Good morning! Today looks like it may well be crunch time for the Eurozone and Greece. The game of poker has been ongoing for a while now and we could be seeing the final cards being dealt. After weeks of rhetoric, Syriza performed something of a U-turn yesterday as Greece asked for a six month extension of its bailout. Unfortunately for them, this was rejected in a matter of minutes by German PM Schaueble who has referred to the proposal as a “Trojan Horse”, which is something that anyone that studied GCSE Latin will be familiar with.

The German Finance Ministry claimed that the Greek proposal does not fulfil conditions of the programme or correspond to criteria agreed on Monday by the Eurogroup. An extraordinary Eurogroup Finance Minister meeting on Greece is scheduled to start in Brussels at 2pm British time. As the current bailout programme is set to expire on 28th Feb, there is hardly any time left to extend or modify the programme and it is unlikely we will see any resolution before markets close today. So, the markets will be on tenterhooks and Monday morning opening should certainly be interesting.

Failure to reach an agreement could well be catastrophic for both Greece and the Eurozone. For Greece,  they would be booted out of the Eurozone and possibly the EU. There would also be even more austerity for a country that really can’t afford it. And it could also spell the end for the Syriza Party who came into power on a wave of Rock the Casbah inspired euphoria only a few weeks ago. For the Eurozone, it would be politically disastrous and even though it would appease the fear of contagion, we could see more defections in the future.

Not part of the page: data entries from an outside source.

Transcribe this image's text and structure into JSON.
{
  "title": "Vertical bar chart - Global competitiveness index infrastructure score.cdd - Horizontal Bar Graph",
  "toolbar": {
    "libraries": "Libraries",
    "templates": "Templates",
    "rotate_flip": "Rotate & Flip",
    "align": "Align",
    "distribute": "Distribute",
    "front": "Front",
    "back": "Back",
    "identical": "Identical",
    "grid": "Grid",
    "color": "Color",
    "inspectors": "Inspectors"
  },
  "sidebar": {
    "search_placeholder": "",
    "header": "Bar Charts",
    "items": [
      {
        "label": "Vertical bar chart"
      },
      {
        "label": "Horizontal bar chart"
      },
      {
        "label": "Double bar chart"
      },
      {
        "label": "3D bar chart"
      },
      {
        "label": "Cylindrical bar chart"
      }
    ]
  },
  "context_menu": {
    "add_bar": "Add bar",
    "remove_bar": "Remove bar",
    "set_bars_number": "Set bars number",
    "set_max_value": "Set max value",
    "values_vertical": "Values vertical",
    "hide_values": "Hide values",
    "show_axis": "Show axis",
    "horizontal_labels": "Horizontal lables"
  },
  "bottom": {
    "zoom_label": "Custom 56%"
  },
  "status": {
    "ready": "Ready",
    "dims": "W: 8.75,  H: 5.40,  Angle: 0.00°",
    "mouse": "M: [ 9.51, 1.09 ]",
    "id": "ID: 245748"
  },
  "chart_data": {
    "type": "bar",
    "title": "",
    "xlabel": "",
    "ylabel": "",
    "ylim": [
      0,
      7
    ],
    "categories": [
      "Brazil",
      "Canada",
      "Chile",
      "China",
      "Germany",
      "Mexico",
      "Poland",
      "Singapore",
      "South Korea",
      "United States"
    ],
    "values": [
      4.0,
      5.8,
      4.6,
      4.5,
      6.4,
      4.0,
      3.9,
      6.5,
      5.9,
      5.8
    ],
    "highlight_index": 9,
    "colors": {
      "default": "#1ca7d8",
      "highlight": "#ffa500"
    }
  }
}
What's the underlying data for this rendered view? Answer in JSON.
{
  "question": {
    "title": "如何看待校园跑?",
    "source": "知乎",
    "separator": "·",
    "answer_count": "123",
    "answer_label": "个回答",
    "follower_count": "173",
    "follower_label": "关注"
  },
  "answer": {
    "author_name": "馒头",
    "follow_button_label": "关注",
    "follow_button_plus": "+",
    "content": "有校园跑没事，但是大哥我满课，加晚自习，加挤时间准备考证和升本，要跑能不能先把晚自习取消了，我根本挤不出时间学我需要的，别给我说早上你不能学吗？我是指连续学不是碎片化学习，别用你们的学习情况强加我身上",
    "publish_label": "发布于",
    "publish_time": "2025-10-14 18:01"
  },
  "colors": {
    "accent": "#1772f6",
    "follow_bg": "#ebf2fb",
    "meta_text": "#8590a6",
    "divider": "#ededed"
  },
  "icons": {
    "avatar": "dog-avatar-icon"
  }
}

So we will have to wait and watch the politicians and economists do their bit….

Elsewhere, the UK economy continues to strengthen and rumours of an interest rate rise in Q3 have started to gather pace.  In the US, they are currently betting on June to be the time when this happens although it is thought that they would prefer to do this later rather than earlier. The Fed are expected to look closer at the continued labour market improvement as opposed to the low level of inflation to see this happen.

We have PMI data from France, Germany and the Eurozone this morning, retail sales from the UK, PMI from the US, but all eyes will be on Greece.